FIG. 4 illustrates the posterior probability of the minor genotype by locus. In the case of two loci, vWA and D8, the dominant posterior probability was not the true genotype. Each of these loci has three peaks, with a major who is heterozygous and with heterozygous imbalance between the two major peaks. At each locus, the remaining small peak is correctly selected as belonging to the minor, but the programme will score a heterozygous genotype with the second allele taken from the largest peak more highly than homozygous from the same small peak or heterozygous with the second largest peak. The posterior probability of the true minor genotype is 0.0234 and it has the 6^{th }highest posterior probability. This compares with the most likely having a posterior probability of 0.0835. Thus the top combination is roughly 2.8 times more likely than the true combination. In practice, a threshold can be used to define a cut off where faith in the genotypes no longer applies. In this example, if combinations that were no more than 10 times less likely than the top were taken, then that would give 16 possibilities.
The above experimentation demonstrates that a method for probabilistically resolving mixed DNA profiles into a major and minor component has been achieved. Because the method is set up in a Bayesian framework it also allows inferences about the parameters which are believed to drive the mixing process to be made and a probabilistic assessment of the genotypes to be produced. This is an advance over the previous methodology.
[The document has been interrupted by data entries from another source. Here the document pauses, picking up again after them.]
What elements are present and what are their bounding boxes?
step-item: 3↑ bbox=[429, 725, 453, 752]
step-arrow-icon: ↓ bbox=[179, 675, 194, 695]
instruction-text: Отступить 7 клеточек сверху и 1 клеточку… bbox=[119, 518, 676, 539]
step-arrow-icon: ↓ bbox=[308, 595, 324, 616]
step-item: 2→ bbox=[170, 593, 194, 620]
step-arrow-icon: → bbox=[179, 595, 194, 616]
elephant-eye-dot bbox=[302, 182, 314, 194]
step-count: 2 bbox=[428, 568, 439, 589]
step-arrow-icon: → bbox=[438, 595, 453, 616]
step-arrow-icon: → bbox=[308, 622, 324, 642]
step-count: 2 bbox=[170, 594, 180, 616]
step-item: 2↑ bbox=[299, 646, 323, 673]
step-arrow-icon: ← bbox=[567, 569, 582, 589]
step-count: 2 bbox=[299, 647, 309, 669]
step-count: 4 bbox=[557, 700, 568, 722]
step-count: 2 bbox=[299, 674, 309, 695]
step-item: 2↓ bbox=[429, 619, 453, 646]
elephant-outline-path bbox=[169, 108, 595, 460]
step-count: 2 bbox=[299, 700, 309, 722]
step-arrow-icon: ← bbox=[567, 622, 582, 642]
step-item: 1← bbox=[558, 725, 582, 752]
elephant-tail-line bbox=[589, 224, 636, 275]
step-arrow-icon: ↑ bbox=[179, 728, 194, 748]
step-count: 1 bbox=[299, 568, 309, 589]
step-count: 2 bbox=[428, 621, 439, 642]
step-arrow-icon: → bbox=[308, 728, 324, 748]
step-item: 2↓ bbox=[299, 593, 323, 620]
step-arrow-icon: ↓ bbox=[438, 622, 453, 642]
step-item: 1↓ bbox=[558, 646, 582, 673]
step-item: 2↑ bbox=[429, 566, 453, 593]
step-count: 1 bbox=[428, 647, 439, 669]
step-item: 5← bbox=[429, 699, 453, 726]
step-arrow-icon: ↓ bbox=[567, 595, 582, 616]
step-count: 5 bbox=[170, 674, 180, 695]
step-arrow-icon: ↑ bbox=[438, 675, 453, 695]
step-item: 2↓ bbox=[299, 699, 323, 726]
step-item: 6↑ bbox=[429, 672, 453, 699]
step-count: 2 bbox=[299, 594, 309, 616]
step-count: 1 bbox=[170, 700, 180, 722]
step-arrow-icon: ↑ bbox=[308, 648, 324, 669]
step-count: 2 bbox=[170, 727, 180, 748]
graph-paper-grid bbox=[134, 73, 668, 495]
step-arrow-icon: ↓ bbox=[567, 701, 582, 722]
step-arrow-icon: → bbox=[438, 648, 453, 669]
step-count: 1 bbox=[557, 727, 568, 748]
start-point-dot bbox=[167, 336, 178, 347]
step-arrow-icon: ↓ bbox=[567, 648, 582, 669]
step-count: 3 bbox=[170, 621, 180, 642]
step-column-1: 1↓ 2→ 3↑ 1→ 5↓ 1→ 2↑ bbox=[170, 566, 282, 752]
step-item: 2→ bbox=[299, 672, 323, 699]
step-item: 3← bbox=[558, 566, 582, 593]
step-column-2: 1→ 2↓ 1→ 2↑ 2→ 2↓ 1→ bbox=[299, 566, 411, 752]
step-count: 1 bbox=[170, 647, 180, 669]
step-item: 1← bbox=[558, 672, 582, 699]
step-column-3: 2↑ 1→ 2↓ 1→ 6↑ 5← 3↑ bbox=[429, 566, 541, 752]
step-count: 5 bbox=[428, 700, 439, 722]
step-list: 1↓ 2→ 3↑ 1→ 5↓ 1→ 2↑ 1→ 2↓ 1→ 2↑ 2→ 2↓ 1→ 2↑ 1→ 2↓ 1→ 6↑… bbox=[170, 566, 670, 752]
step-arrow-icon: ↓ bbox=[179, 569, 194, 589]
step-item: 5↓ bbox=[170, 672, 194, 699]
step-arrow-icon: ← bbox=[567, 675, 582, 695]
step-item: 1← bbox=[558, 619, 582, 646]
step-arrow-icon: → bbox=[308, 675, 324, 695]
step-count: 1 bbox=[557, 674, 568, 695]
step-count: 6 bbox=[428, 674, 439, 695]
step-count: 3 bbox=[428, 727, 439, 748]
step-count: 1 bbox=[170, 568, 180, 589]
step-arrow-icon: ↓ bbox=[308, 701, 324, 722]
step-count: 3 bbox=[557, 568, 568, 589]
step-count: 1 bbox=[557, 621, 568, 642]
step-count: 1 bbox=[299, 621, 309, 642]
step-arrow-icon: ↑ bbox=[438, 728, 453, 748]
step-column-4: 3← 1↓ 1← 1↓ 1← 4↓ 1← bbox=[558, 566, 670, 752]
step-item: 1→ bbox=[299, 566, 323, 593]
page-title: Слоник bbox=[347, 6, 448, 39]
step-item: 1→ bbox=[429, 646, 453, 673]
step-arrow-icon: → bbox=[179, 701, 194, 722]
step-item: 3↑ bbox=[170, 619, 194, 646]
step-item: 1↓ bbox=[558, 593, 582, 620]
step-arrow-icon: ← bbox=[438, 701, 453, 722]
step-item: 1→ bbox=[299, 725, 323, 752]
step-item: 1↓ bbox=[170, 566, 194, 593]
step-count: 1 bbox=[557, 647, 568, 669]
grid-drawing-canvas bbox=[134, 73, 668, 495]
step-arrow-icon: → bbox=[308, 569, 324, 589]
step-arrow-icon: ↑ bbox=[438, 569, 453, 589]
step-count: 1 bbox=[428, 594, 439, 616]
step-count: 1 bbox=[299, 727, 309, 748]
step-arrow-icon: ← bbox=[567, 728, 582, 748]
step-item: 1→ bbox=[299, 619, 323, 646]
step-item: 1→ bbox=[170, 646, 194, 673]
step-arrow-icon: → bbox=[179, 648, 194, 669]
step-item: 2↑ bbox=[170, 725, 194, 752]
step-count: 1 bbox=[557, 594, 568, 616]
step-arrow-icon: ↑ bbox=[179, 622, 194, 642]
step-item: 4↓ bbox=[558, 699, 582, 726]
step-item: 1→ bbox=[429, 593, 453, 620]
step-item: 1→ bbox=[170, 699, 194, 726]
To address the problem of heterozygous balance—heterozygous balance (Hb) is the phenomenon whereby there is a difference in the peak heights (and areas) of a heterozygous genotype even though the genetic material comes from one person—an expansion of the graphical model and hence of the likelihood consideration can be made. The technique of UK Patent Application No 0426579.9 filed 3 Dec. 2004 and/or 0506673.3 filed 1 Apr. 2005 and/or PCT/GB2005/004641 filed 5 Dec. 2005 and/or Gill et al “A graphical simulation model of the entire DNA process associated with the analysis of short tandem repeat loci.”, Nucleic Acids Research 33(2) (2005) 632-643 can be used to simulate a probability density function for Hb and this could be incorporated in the graphical model. The net result of this is that it would add some flexibility to the method in situations like those at locus vWA where the preferred genotype for the minor contributor is 15/17 as opposed to the true genotype of 15/18. 15/17 is favoured because there is more peak area in the peak 17 than 18. Inclusion of an Hb term would allow the possibility that 18 may have had more area if it wasn't for Hb.
In a similar way the method could also be extended to include stutter, preferential amplification, artefacts and more than two contributors to the mixture.